My why…
I have been listening to a lot of podcasts and audio books on how to be an executive director of a non-profit lately and the most important piece of advice that I have taken to heart is to find my why. Why am I doing this? I do believe that God has given me a deep love for my clients and staff that goes beyond explanation which drives my ability to get out of bed and go to work each day. But there’s someone in my past, someone I love and admire even more now than when I knew her as a young child and who I wish my current self would have had the opportunity to help as an immigrant. She is my father’s mother, Grandma K.
Family legend has it that she came to America over 100 years ago from Eastern Europe as a 17 year old stowaway on a banana boat which I imagine she got on some where in Central America or the Caribbean after making the trip across the Atlantic. She ate green bananas whole because she had never seen one before which made her more than a little sick. She had come to join her sister who lived in Cleveland, Ohio to work and start a new life. Grandma K eventually went back and immigrated properly. Thankfully there was no such thing back then as having accrued unlawful presence in the US. I have a copy of her immigrant visa and a picture of her holding me as a baby on her lap on my desk. Just a glance at it gives me a whole lot of encouragement.
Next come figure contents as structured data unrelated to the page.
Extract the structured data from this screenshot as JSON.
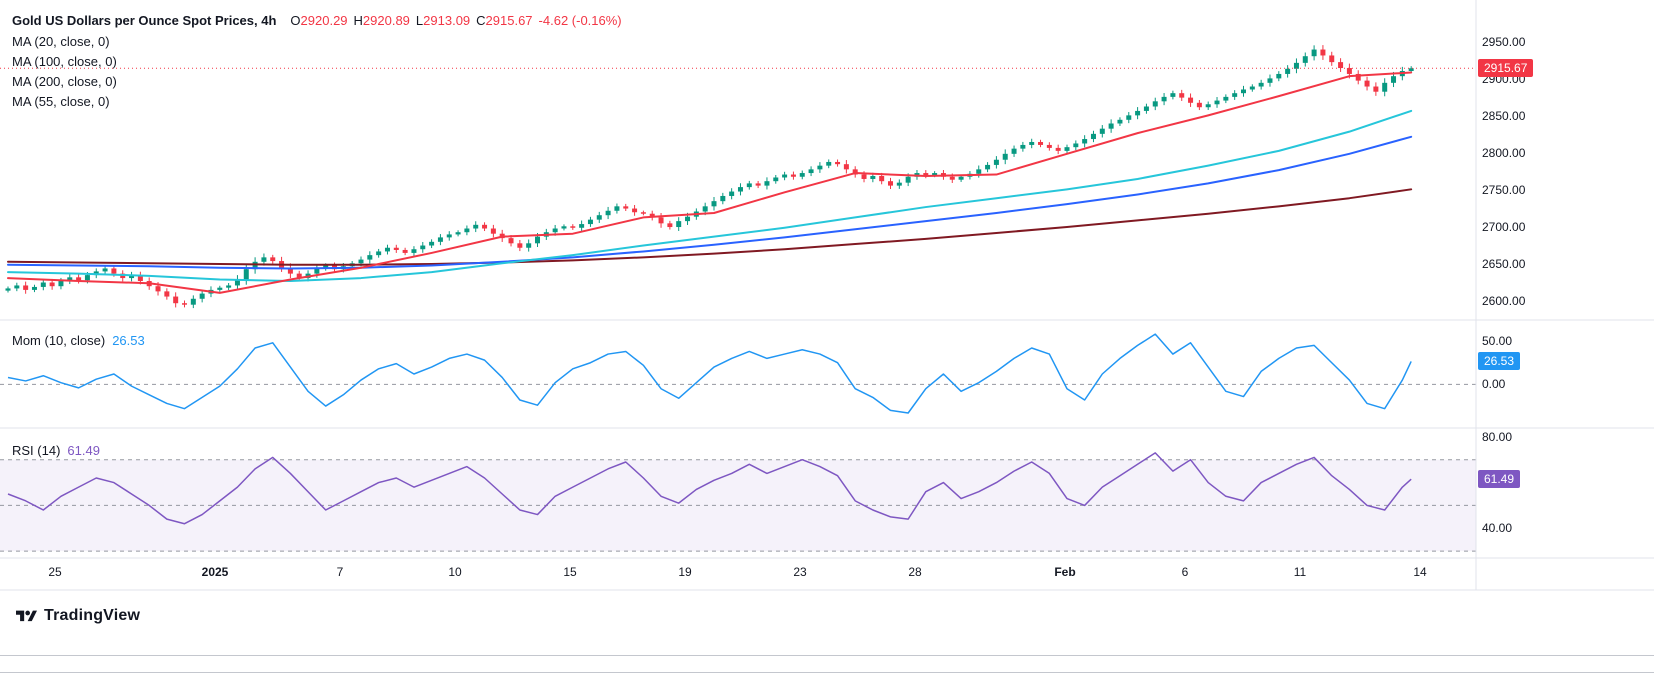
{
  "header": {
    "title": "Gold US Dollars per Ounce Spot Prices, 4h",
    "ohlc": {
      "o_label": "O",
      "open": "2920.29",
      "h_label": "H",
      "high": "2920.89",
      "l_label": "L",
      "low": "2913.09",
      "c_label": "C",
      "close": "2915.67",
      "change": "-4.62 (-0.16%)"
    },
    "ma_indicators": [
      "MA (20, close, 0)",
      "MA (100, close, 0)",
      "MA (200, close, 0)",
      "MA (55, close, 0)"
    ]
  },
  "indicators": {
    "momentum": {
      "label": "Mom (10, close)",
      "value": "26.53"
    },
    "rsi": {
      "label": "RSI (14)",
      "value": "61.49"
    }
  },
  "time_axis": [
    {
      "label": "25"
    },
    {
      "label": "2025"
    },
    {
      "label": "7"
    },
    {
      "label": "10"
    },
    {
      "label": "15"
    },
    {
      "label": "19"
    },
    {
      "label": "23"
    },
    {
      "label": "28"
    },
    {
      "label": "Feb"
    },
    {
      "label": "6"
    },
    {
      "label": "11"
    },
    {
      "label": "14"
    }
  ],
  "footer": {
    "brand": "TradingView"
  },
  "colors": {
    "up": "#089981",
    "down": "#f23645",
    "ma20": "#f23645",
    "ma55": "#26c6da",
    "ma100": "#2962ff",
    "ma200": "#801922",
    "momentum": "#2196f3",
    "rsi": "#7e57c2",
    "price_badge": "#f23645",
    "momentum_badge": "#2196f3",
    "rsi_badge": "#7e57c2"
  },
  "chart_data": [
    {
      "type": "candlestick",
      "title": "Gold US Dollars per Ounce Spot Prices, 4h",
      "timeframe": "4h",
      "ylim": [
        2578,
        3008
      ],
      "yticks": [
        2950,
        2900,
        2850,
        2800,
        2750,
        2700,
        2650,
        2600
      ],
      "ytick_labels": [
        "2950.00",
        "2900.00",
        "2850.00",
        "2800.00",
        "2750.00",
        "2700.00",
        "2650.00",
        "2600.00"
      ],
      "badge": "2915.67",
      "badge_color": "#f23645",
      "last_price": 2915.67,
      "up_color": "#089981",
      "down_color": "#f23645",
      "closes": [
        2618,
        2622,
        2616,
        2620,
        2626,
        2621,
        2628,
        2633,
        2629,
        2636,
        2641,
        2645,
        2638,
        2632,
        2636,
        2628,
        2621,
        2614,
        2607,
        2598,
        2596,
        2604,
        2611,
        2616,
        2619,
        2622,
        2630,
        2644,
        2654,
        2660,
        2655,
        2646,
        2638,
        2632,
        2638,
        2645,
        2649,
        2644,
        2648,
        2652,
        2657,
        2663,
        2668,
        2673,
        2670,
        2666,
        2671,
        2676,
        2681,
        2687,
        2691,
        2694,
        2699,
        2704,
        2699,
        2692,
        2686,
        2679,
        2673,
        2679,
        2688,
        2694,
        2699,
        2702,
        2700,
        2705,
        2711,
        2717,
        2723,
        2729,
        2726,
        2721,
        2719,
        2714,
        2706,
        2701,
        2709,
        2715,
        2722,
        2729,
        2736,
        2743,
        2749,
        2755,
        2760,
        2757,
        2763,
        2768,
        2772,
        2769,
        2774,
        2779,
        2784,
        2789,
        2786,
        2779,
        2772,
        2766,
        2770,
        2763,
        2757,
        2761,
        2769,
        2774,
        2771,
        2774,
        2769,
        2765,
        2769,
        2773,
        2779,
        2785,
        2792,
        2800,
        2807,
        2812,
        2816,
        2812,
        2808,
        2804,
        2809,
        2814,
        2820,
        2827,
        2834,
        2841,
        2846,
        2852,
        2858,
        2864,
        2871,
        2877,
        2882,
        2876,
        2869,
        2863,
        2867,
        2872,
        2877,
        2882,
        2887,
        2891,
        2896,
        2902,
        2908,
        2915,
        2923,
        2932,
        2941,
        2933,
        2924,
        2916,
        2908,
        2899,
        2891,
        2884,
        2896,
        2905,
        2912,
        2915.67
      ],
      "series": [
        {
          "name": "MA200",
          "color": "#801922",
          "step": 8,
          "values": [
            2654,
            2653,
            2652,
            2651,
            2650,
            2650,
            2651,
            2653,
            2656,
            2660,
            2665,
            2671,
            2678,
            2685,
            2693,
            2701,
            2710,
            2719,
            2729,
            2740,
            2752
          ]
        },
        {
          "name": "MA100",
          "color": "#2962ff",
          "step": 8,
          "values": [
            2650,
            2649,
            2648,
            2646,
            2645,
            2646,
            2649,
            2654,
            2660,
            2668,
            2677,
            2687,
            2698,
            2709,
            2720,
            2732,
            2745,
            2760,
            2778,
            2800,
            2823
          ]
        },
        {
          "name": "MA55",
          "color": "#26c6da",
          "step": 8,
          "values": [
            2640,
            2638,
            2635,
            2630,
            2628,
            2632,
            2640,
            2652,
            2663,
            2676,
            2688,
            2700,
            2714,
            2728,
            2740,
            2752,
            2766,
            2784,
            2804,
            2830,
            2858
          ]
        },
        {
          "name": "MA20",
          "color": "#f23645",
          "step": 8,
          "values": [
            2632,
            2628,
            2625,
            2612,
            2630,
            2646,
            2666,
            2688,
            2692,
            2714,
            2720,
            2748,
            2774,
            2770,
            2772,
            2800,
            2828,
            2852,
            2878,
            2905,
            2910
          ]
        }
      ]
    },
    {
      "type": "line",
      "title": "Mom (10, close)",
      "last_value": 26.53,
      "ylim": [
        -48,
        72
      ],
      "yticks": [
        50,
        0
      ],
      "ytick_labels": [
        "50.00",
        "0.00"
      ],
      "badge": "26.53",
      "badge_color": "#2196f3",
      "dashed_levels": [
        0
      ],
      "color": "#2196f3",
      "step": 2,
      "values": [
        8,
        4,
        10,
        2,
        -4,
        6,
        12,
        -2,
        -12,
        -22,
        -28,
        -15,
        -2,
        18,
        42,
        48,
        20,
        -8,
        -25,
        -12,
        5,
        18,
        24,
        12,
        20,
        30,
        35,
        28,
        8,
        -18,
        -24,
        2,
        18,
        25,
        35,
        38,
        22,
        -5,
        -16,
        2,
        20,
        30,
        38,
        30,
        35,
        40,
        35,
        25,
        -5,
        -15,
        -30,
        -33,
        -5,
        12,
        -8,
        2,
        15,
        30,
        42,
        35,
        -5,
        -18,
        12,
        30,
        45,
        58,
        35,
        48,
        20,
        -8,
        -14,
        15,
        30,
        42,
        45,
        25,
        5,
        -22,
        -28,
        5,
        26.53
      ]
    },
    {
      "type": "line",
      "title": "RSI (14)",
      "last_value": 61.49,
      "ylim": [
        27,
        83
      ],
      "yticks": [
        80,
        40
      ],
      "ytick_labels": [
        "80.00",
        "40.00"
      ],
      "badge": "61.49",
      "badge_color": "#7e57c2",
      "dashed_levels": [
        70,
        50,
        30
      ],
      "band": [
        30,
        70
      ],
      "band_color": "rgba(126, 87, 194, 0.08)",
      "color": "#7e57c2",
      "step": 2,
      "values": [
        55,
        52,
        48,
        54,
        58,
        62,
        60,
        55,
        50,
        44,
        42,
        46,
        52,
        58,
        66,
        71,
        64,
        56,
        48,
        52,
        56,
        60,
        62,
        58,
        61,
        64,
        67,
        62,
        55,
        48,
        46,
        54,
        58,
        62,
        66,
        69,
        62,
        54,
        51,
        57,
        61,
        64,
        68,
        64,
        67,
        70,
        67,
        63,
        52,
        48,
        45,
        44,
        56,
        60,
        53,
        56,
        60,
        65,
        69,
        64,
        53,
        50,
        58,
        63,
        68,
        73,
        65,
        70,
        60,
        54,
        52,
        60,
        64,
        68,
        71,
        63,
        57,
        50,
        48,
        58,
        61.49
      ]
    }
  ]
}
Little did Grandma know though that when she immigrated the second time that she would have an unbelievably hard life raising a family of 4 children, for a good portion of the time, without their father.
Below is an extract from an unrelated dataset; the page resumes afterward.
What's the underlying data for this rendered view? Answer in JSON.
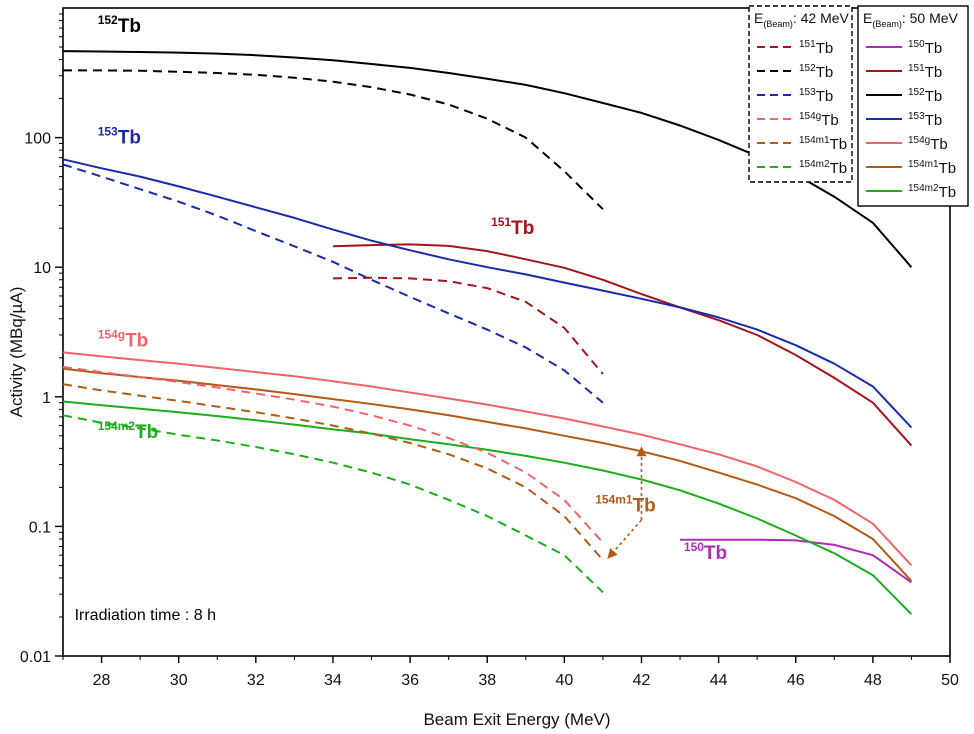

My dad never liked talking about his dad but when I began researching my family tree in 7th grade, I got a few things out of him - Dad used to visit the barber shop where his dad and his grandpa were barbers and how his dad used to come home late, drunk, yelling at his mother while he was trying to sleep. His father, who was also an immigrant from a German village located on the border of Serbia and Romania, died when my dad was barely 10 years old from throat cancer.
After her husband’s death, Grandma K was abandoned by her husband’s side of the family and from what my dad explained, the local Catholic church no longer welcomed them because she didn’t have enough money to tithe. No one told her that she could have received veteran’s benefits to help support her young family or other social benefits she was entitled to. She didn’t know much English and would have had a difficult time finding this out by herself. Grandma K did naturalize and become a US citizen. I remember one time seeing a copy of her naturalization application. It was surprisingly less than 5 pages long. Today an N-400 (Naturalization Application) is closer to 20 pages although it was just recently shortened.
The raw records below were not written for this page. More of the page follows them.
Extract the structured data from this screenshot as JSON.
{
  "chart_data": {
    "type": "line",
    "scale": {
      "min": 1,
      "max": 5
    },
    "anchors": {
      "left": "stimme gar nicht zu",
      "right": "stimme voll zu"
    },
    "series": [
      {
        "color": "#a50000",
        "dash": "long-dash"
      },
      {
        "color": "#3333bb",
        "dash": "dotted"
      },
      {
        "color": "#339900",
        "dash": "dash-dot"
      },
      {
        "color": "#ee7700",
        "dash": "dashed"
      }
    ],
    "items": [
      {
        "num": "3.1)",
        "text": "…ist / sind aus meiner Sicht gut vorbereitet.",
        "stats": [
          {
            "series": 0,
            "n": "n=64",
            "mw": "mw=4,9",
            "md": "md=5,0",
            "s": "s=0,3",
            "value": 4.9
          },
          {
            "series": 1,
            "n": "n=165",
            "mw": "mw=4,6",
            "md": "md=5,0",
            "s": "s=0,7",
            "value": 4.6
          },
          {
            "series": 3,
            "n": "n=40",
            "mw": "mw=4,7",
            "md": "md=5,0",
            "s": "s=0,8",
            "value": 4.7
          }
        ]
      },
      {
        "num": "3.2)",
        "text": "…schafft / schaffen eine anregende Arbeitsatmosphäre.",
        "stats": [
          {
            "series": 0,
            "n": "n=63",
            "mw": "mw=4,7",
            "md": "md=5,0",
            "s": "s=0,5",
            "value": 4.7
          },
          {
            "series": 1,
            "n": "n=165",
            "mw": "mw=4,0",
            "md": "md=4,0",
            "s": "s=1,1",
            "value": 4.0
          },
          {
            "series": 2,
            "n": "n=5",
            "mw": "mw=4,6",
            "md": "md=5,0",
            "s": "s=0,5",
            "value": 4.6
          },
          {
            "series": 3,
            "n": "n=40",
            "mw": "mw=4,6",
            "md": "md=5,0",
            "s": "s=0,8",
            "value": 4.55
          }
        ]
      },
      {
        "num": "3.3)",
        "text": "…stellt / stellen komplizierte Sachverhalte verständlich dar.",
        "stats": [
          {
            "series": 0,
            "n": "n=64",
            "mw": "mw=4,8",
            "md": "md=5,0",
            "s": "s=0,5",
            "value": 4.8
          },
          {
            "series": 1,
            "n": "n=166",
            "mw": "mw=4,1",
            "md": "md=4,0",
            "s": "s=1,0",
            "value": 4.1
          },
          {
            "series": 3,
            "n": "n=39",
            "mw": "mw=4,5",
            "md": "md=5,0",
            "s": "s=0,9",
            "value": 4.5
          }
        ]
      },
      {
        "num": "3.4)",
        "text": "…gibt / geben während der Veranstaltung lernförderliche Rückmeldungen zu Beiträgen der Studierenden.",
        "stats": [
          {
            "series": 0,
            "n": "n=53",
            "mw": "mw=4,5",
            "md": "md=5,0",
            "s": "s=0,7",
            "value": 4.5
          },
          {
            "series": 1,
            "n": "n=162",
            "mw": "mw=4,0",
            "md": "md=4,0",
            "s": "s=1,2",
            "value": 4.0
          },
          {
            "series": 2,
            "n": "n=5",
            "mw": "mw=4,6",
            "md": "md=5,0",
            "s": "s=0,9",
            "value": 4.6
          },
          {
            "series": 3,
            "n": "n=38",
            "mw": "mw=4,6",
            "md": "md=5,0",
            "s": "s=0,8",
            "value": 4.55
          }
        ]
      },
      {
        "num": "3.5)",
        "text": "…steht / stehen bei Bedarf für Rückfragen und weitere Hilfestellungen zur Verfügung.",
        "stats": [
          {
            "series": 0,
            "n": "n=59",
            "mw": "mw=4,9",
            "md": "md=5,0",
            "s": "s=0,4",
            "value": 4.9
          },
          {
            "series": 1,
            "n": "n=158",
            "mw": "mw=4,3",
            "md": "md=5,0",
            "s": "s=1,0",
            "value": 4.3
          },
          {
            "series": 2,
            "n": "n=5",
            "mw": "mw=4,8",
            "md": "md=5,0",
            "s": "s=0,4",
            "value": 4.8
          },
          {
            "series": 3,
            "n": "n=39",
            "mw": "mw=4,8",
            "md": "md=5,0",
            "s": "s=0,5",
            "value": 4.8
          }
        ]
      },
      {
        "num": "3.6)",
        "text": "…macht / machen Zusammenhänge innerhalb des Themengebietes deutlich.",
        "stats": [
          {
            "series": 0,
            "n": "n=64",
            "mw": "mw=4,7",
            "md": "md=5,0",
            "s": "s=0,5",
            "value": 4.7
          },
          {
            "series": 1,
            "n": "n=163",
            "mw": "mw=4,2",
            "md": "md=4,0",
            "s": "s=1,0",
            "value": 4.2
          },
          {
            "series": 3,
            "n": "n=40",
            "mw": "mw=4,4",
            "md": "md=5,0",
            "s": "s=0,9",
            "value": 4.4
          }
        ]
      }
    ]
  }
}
She did other people’s laundry and housework to make ends meet and my dad started a paper route in order to support their family of five. The family got by and as the kids grew older, they chipped in to support Grandma K while she helped babysit her grandchildren. I fondly remember making apple pies with her in our kitchen. She made a big pie and always had enough dough and filling left over for me to make a little pie.
I clearly remember the day in first grade when I was called to the principal’s office and told that Grandma K had passed away. Never again would I get to make apple pies with her in our kitchen. What I wouldn’t give to make just one more pie together.